Чёртовы гормоны. Чем бы я не занимался, как бы не пытался себя отвлекать, мои мысли так или иначе сводятся к Кассандре. Мне до ломоты в теле хочется вытрясти из неё всю ту чушь, о которой она думает.
Всё началось с нашей тусовки в Санта-Ане. Ей достаточно было сказать всего три слова: «Давай уйдём отсюда?», чтобы я не начал разочаровываться. Я же видел, как она вымучивала из себя улыбки, как ей претили все эти полупьяные разговоры на пошлые темы, как она была недовольна тем, что я сижу не рядом.
И ничего не сделала, чтобы изменить это.
Я догадываюсь, почему.
Хочет вылепить из себя то, что хотят видеть окружающие, а не то, кем она желает быть сама. Меня с самого начала покорили именно её свободомыслие и независимость от чужого мнения. Мне казалось, что в этом плане мы с ней одинаковые. Жизнь одна, и я хочу прожить её в угоду себе, а не окружающим. Так что вдруг произошло? Кому она пытается угодить? Мне? Терпеть не могу лицемерие ни в каком проявлении.
Никогда не любил разгадывать ребусы, и я — не патологоанатом, чтобы ковыряться в чьей-то голове в поисках истины. Со мной всё просто: да — это да, а нет — это нет. К чему сложности?

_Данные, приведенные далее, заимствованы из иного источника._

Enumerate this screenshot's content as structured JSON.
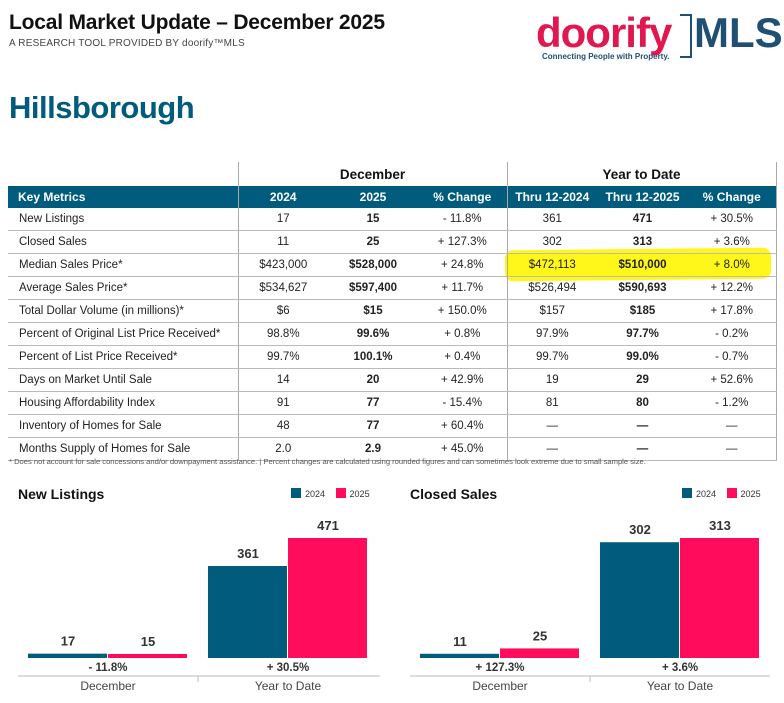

И если бы Кэсси меня чувствовала так, как чувствую её я, то поняла бы, что я хочу добиться от неё открытости и честности. Знаю, что тоже нравлюсь ей, так почему она воротит свой красивый нос вместо того, чтобы показать мне это? Надеюсь, после вчерашнего ужина моя гордая пташка хоть что-то да поняла. Даю ей пару дней, а потом… Потом придётся брать эту крепость штурмом. Видит Бог, я стараюсь быть терпеливым, чтобы не спугнуть Кассандру. Не дурак. Понимаю, что у её зажатости есть корни. Витиеватые, проросшие в самую глубь, но их можно обрубить. Я лишь хотел сделать это вместе с ней, а не в одиночку.